Un problema nel problema è costituito poi da un folto gruppo di «medici inossidabili» che a loro volta si sono sottratti al vaccino e che sono incorsi in sanzioni da parte dei rispettivi organi collegiali. Su una platea complessiva di 460mila camici bianchi al 13 ottobre i medici non ancora vaccinati erano 1.264 in tutta Italia: nei loro confronti sono state adottate le procedure di sospensione. Un numero quasi raddoppiato in poco più di un mese visto che il 6 settembre la Fnomceo comunicava di aver ratificato 644 provvedimenti di sospensione nei confronti di altrettanti medici renitenti all’obbligo di vaccino. L’altro fronte polemico riguarda la riottosità degli stessi medici a dover provvedere a controlli e verifiche che riguardano i loro stessi colleghi. La denuncia arriva da Anaao-Assomed, il sindacato dei dirigenti medici: «Dal 15 ottobre, chirurghi, pediatri, internisti sono deputati a controllare i green pass dei loro colleghi. Che, peraltro, dovrebbero essere tutti, da tempo, vaccinati. E a redigere i relativi verbali».

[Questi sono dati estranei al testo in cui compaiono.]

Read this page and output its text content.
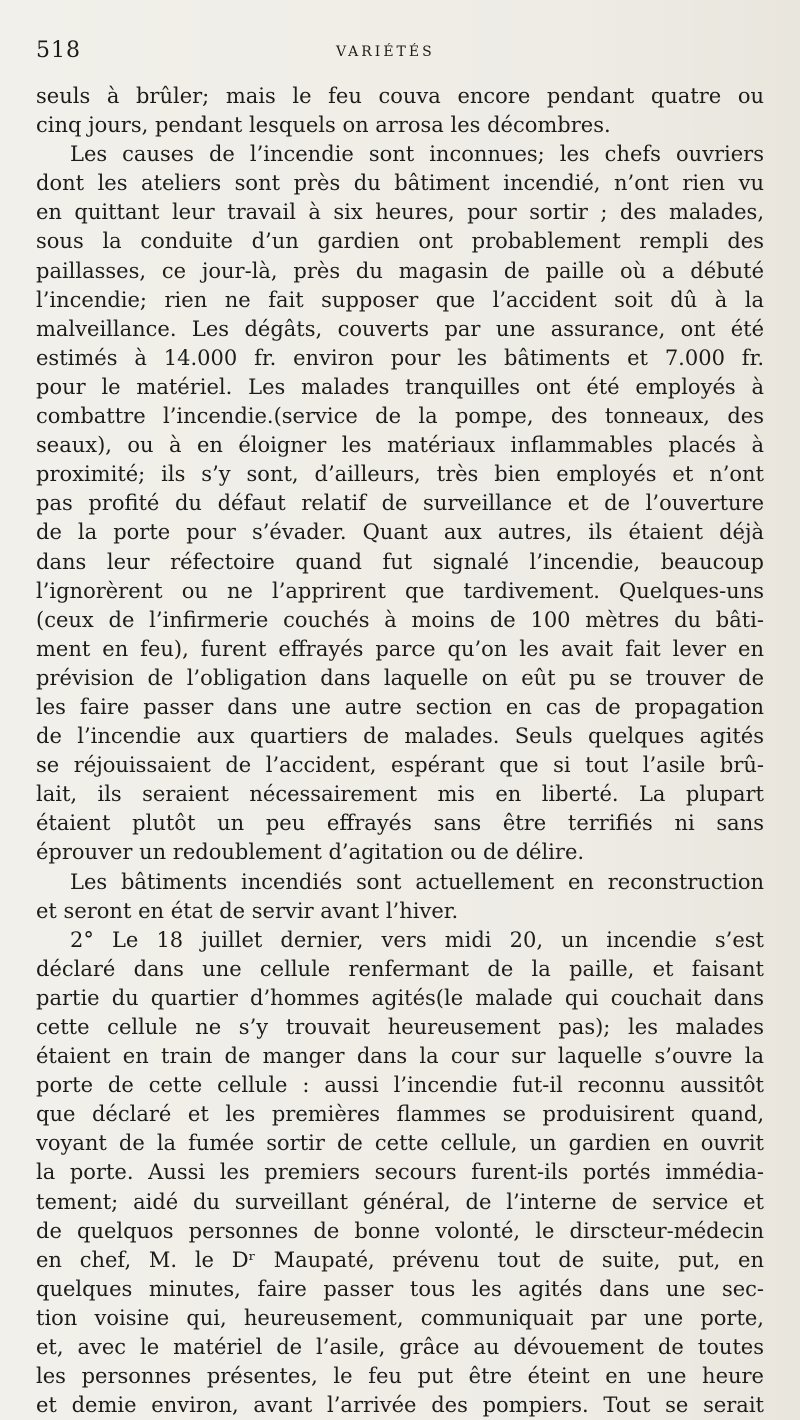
518	VARIÉTÉS
seuls à brûler; mais le feu couva encore pendant quatre ou
cinq jours, pendant lesquels on arrosa les décombres.
Les causes de l’incendie sont inconnues; les chefs ouvriers
dont les ateliers sont près du bâtiment incendié, n’ont rien vu
en quittant leur travail à six heures, pour sortir ; des malades,
sous la conduite d’un gardien ont probablement rempli des
paillasses, ce jour-là, près du magasin de paille où a débuté
l’incendie; rien ne fait supposer que l’accident soit dû à la
malveillance. Les dégâts, couverts par une assurance, ont été
estimés à 14.000 fr. environ pour les bâtiments et 7.000 fr.
pour le matériel. Les malades tranquilles ont été employés à
combattre l’incendie.(service de la pompe, des tonneaux, des
seaux), ou à en éloigner les matériaux inflammables placés à
proximité; ils s’y sont, d’ailleurs, très bien employés et n’ont
pas profité du défaut relatif de surveillance et de l’ouverture
de la porte pour s’évader. Quant aux autres, ils étaient déjà
dans leur réfectoire quand fut signalé l’incendie, beaucoup
l’ignorèrent ou ne l’apprirent que tardivement. Quelques-uns
(ceux de l’infirmerie couchés à moins de 100 mètres du bâti-
ment en feu), furent effrayés parce qu’on les avait fait lever en
prévision de l’obligation dans laquelle on eût pu se trouver de
les faire passer dans une autre section en cas de propagation
de l’incendie aux quartiers de malades. Seuls quelques agités
se réjouissaient de l’accident, espérant que si tout l’asile brû-
lait, ils seraient nécessairement mis en liberté. La plupart
étaient plutôt un peu effrayés sans être terrifiés ni sans
éprouver un redoublement d’agitation ou de délire.
Les bâtiments incendiés sont actuellement en reconstruction
et seront en état de servir avant l’hiver.
2° Le 18 juillet dernier, vers midi 20, un incendie s’est
déclaré dans une cellule renfermant de la paille, et faisant
partie du quartier d’hommes agités(le malade qui couchait dans
cette cellule ne s’y trouvait heureusement pas); les malades
étaient en train de manger dans la cour sur laquelle s’ouvre la
porte de cette cellule : aussi l’incendie fut-il reconnu aussitôt
que déclaré et les premières flammes se produisirent quand,
voyant de la fumée sortir de cette cellule, un gardien en ouvrit
la porte. Aussi les premiers secours furent-ils portés immédia-
tement; aidé du surveillant général, de l’interne de service et
de quelquos personnes de bonne volonté, le dirscteur-médecin
en chef, M. le Dʳ Maupaté, prévenu tout de suite, put, en
quelques minutes, faire passer tous les agités dans une sec-
tion voisine qui, heureusement, communiquait par une porte,
et, avec le matériel de l’asile, grâce au dévouement de toutes
les personnes présentes, le feu put être éteint en une heure
et demie environ, avant l’arrivée des pompiers. Tout se serait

«I medici devono fare i medici, non i controllori o i burocrati - ha detto il presidente della Fnomceo, la Federazione nazionale degli Ordini dei Medici, Filippo Anelli - Più volte abbiamo evidenziato il disagio dei medici ospedalieri, tanto da sollevare la “questione medica”. I medici sono stremati da anni di carenze di organico, di blocco del turnover, di ferie e riposi negati. Su questo substrato è arrivato il Covid, aumentando ulteriormente i carichi di lavoro, e portando ad allungare le liste d’attesa per interventi e diagnosi delle altre patologie. Ora non possiamo pensare che altro tempo sia sottratto alle cure, per destinarlo a funzioni che non competono ai medici e che, in ogni caso, potrebbero essere semplificate».